At the same time, James was helping his sister make her first record and trying to finish his third, which was taking a toll on his equipoise. He was also facing a thirty-city concert tour with Carole King, backed by the Jo Mama band. He was under a brutal corporate deadline to finish the sequel to his last album, which was now selling about a million copies a month. He sang “Fire and Rain” and “Sweet Baby James” on Johnny Cash’s popular network TV show and became a mainstream American heartthrob overnight. In March he appeared on the cover of
Time
magazine, discussing his problems, including addiction, as well as his music.

He was much more interested in the house his friends were building for him on Martha’s Vineyard than he was in making another record. He wished he had a hammer in his hand instead of a guitar. He took up heroin again, felt better, and finished his album. Decades later, looking back in candor, James said that sometimes his addictions had been “of service to me at the time.” He was a cult hero now, with people wanting to speak with him after shows. Parents brought their children backstage to meet him. His lyrics were plumbed for meaning, as if he had a secret knowledge and solutions to life’s mysteries. He was a physical wreck, but kept going.

His new album,
Mud Slide Slim and the Blue Horizon,
came out in late March. The basic tracks are played by James, Carole King, Russ Kunkel, with Leland Sklar on bass. James appears on the album jacket with his new moustache, looking obviously stoned. The album sold like hotcakes, getting to number two. (
Tapestry
was number one.) James’s version of Carole’s “You’ve Got a Friend” was released as a single and became a big radio hit. Carole King and James Taylor were now the bestselling musicians in the country.
Mud Slide
had only a few great songs, but these included Carole’s “You’ve Got a
Friend” and “Long Ago and Far Away,” both with Joni and Carole singing backup vocals. “Hey Mister, That’s Me Up on the Jukebox” is a candid self-portrait of a young artist at the end of his rope and ready to quit. In the song, echoing mighty “Country Road,” he disappears into the land, where carpenters are working on his cabin in the woods (and he even name-checks the building crew). Artist/ craftsman Laurie Miller’s drawing of James’s austere little barn adorned the back of the album jacket.

Mud Slide Slim
firmly locked James Taylor, in the imagination of his contemporaries, into the persona of a saintly junkie, a patron saint of druggy anomie. It was an image he had never pursued, but it was commercially successful, and was inspired by who he was and what he was doing. As his legion of fans celebrated the authenticity of his songs and as his celebrity began to unfold, James described “a feeling of aura” around him. In interviews, he described the instant fame that was happening to him as a feeling he called “holiness.” He wasn’t conventionally religious, but the huge (and unexpected) success, and especially the intense national media attention, made him feel as if a glowing halo were over his head. “What’s all this talk about ‘holiness’ now?” he was asked by Joni Mitchell. He explained that it was a simplistic reaction to fame descending onto him, in an intense manner, in a short amount of time.

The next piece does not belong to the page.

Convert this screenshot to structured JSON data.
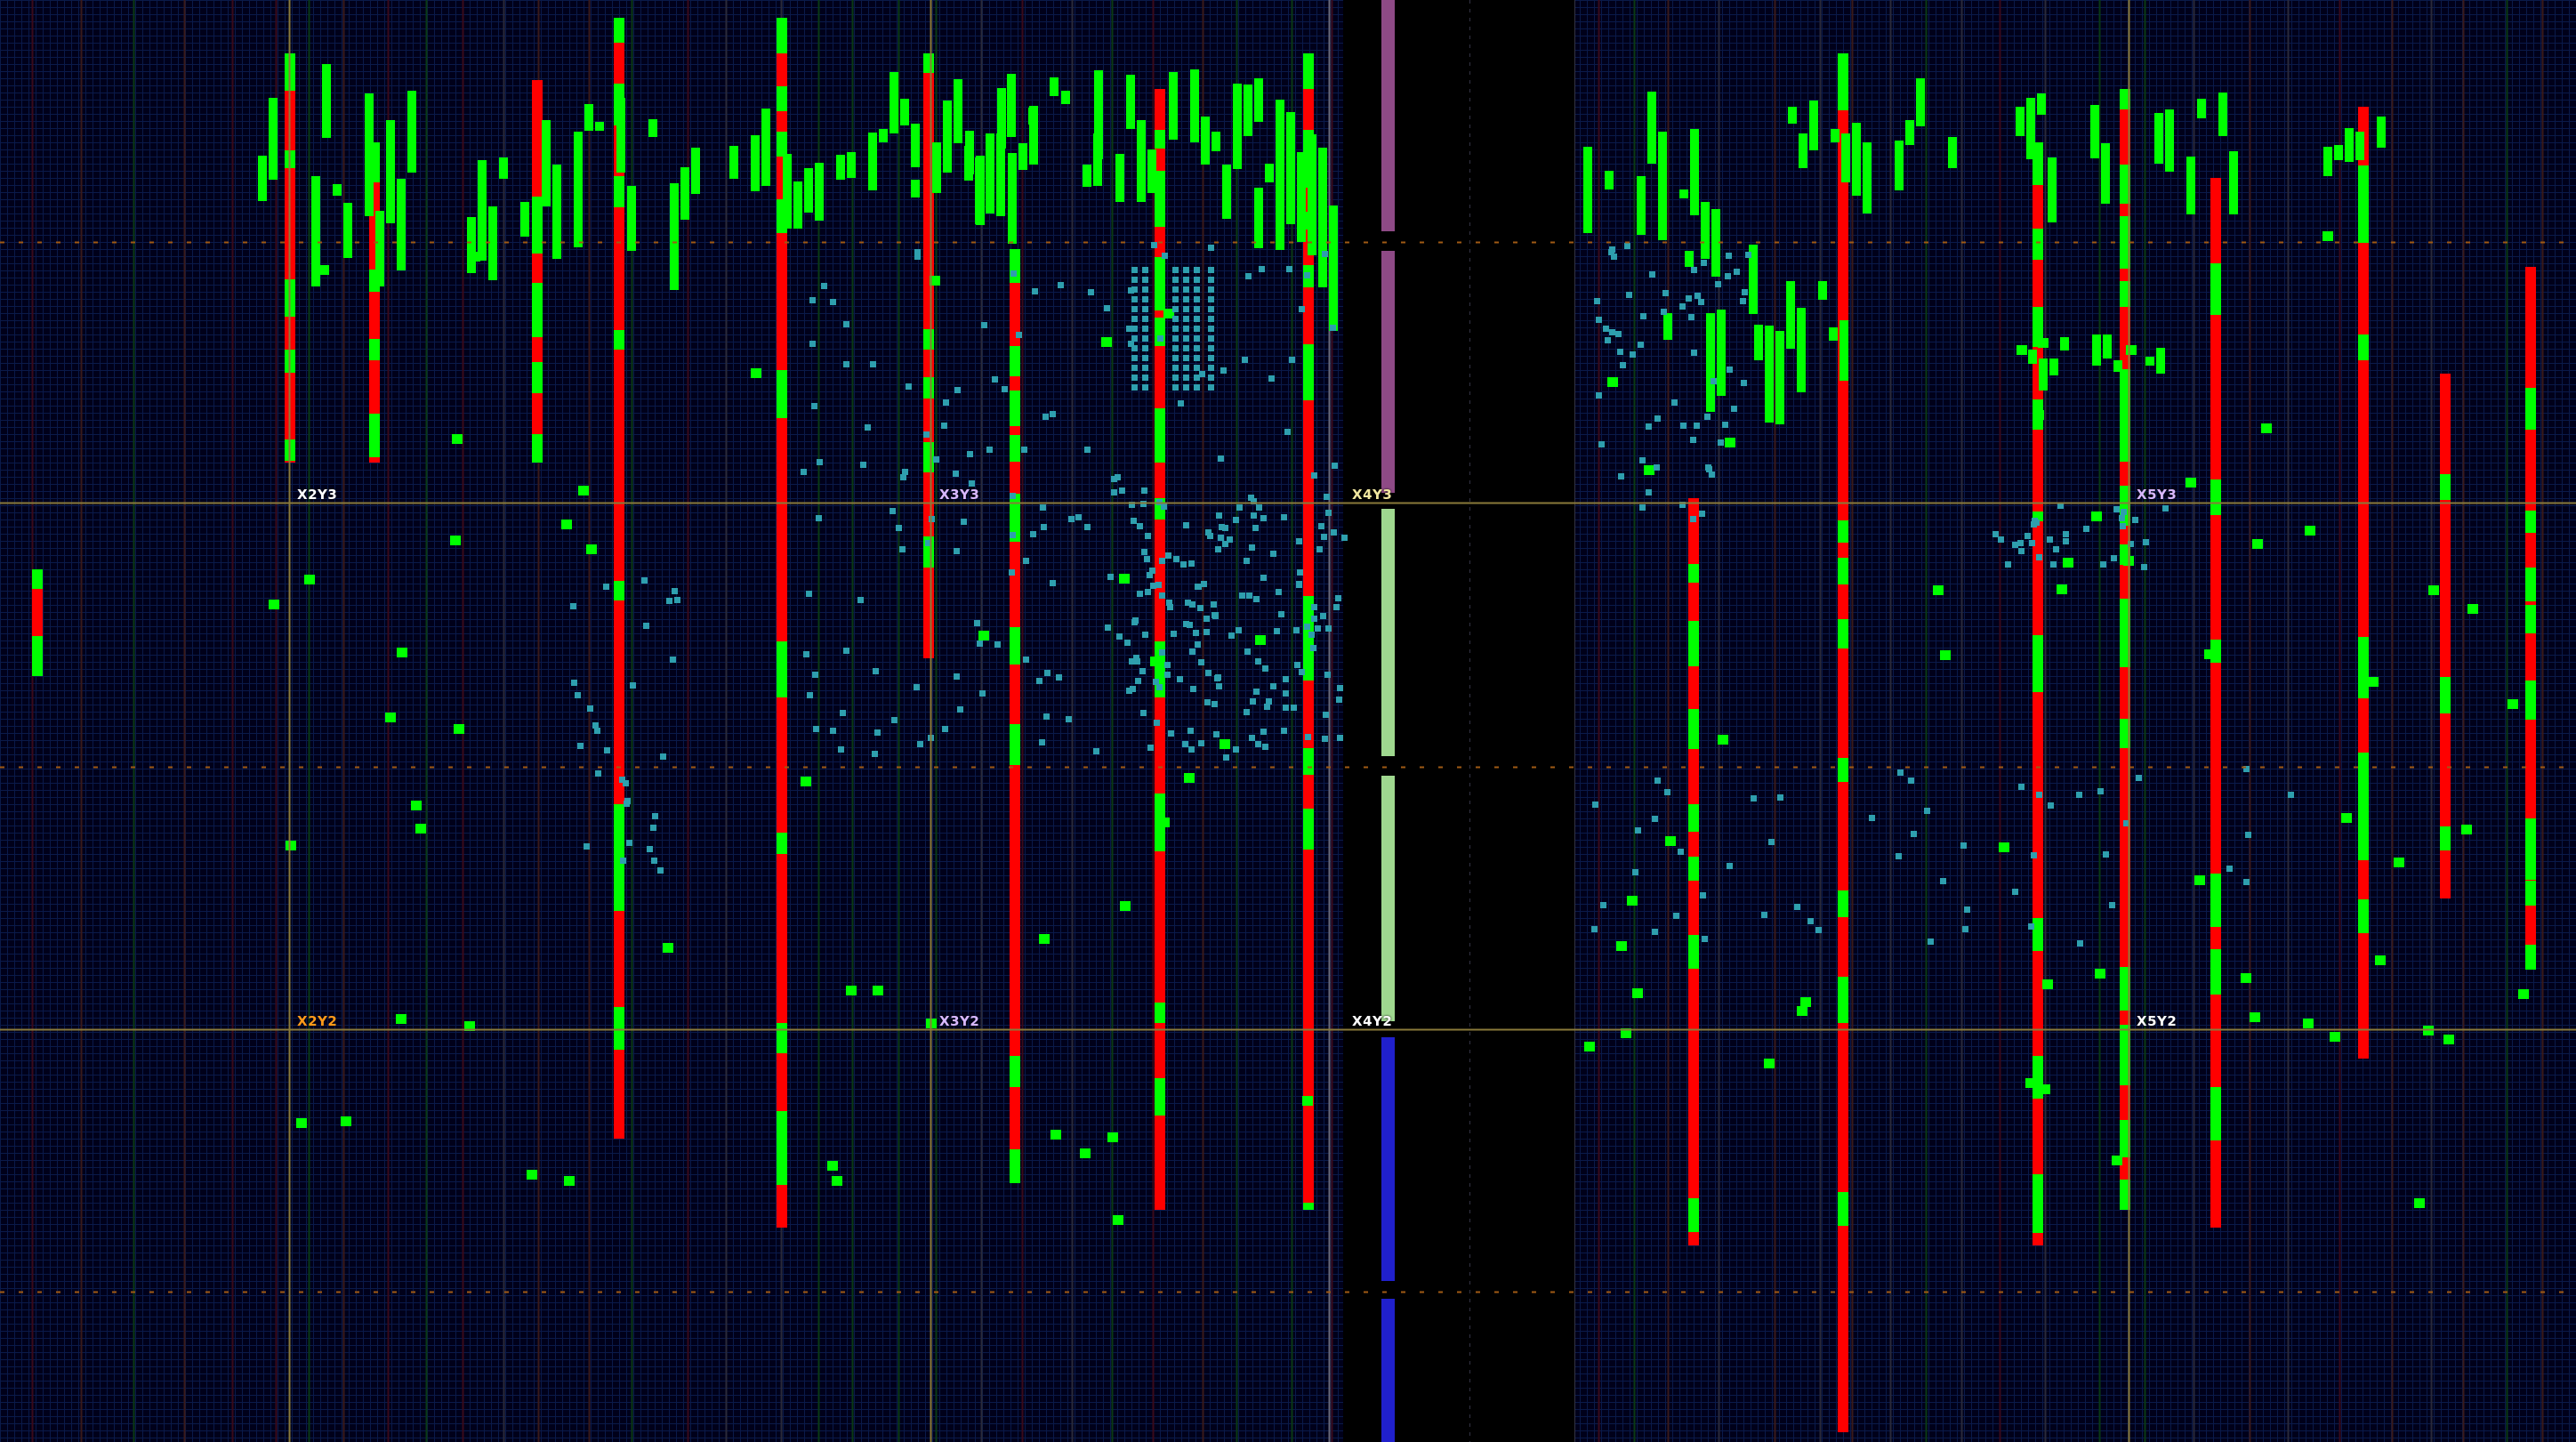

That’s when James Taylor went to see his drummer playing with a new girl singer at the Troubadour nightclub in Los Angeles on April 6, 1971.

“L
OVE FROM
C
ARLY

T
his happened mostly because Joni Mitchell wanted to see Cat Stevens. And then Russ Kunkel, who’d worked on both their records, said he was playing with Carly Simon on the same bill, and please come on over and say hello after the show. They went with Kate Taylor and were given a good table near the stage. James hadn’t heard much about Carly Simon, and he hadn’t heard “That’s the Way I Always Heard It Should Be,” which was already a hit record in April 1971. This was mostly because he never listened to recorded music—no radio, no records, especially his own. His musical world was influenced mostly by the melodies he composed in his head. Kate told him that Carly was one of the Simon Sisters who used to play at the Mooncusser that first summer when James started playing the open-mike evenings there.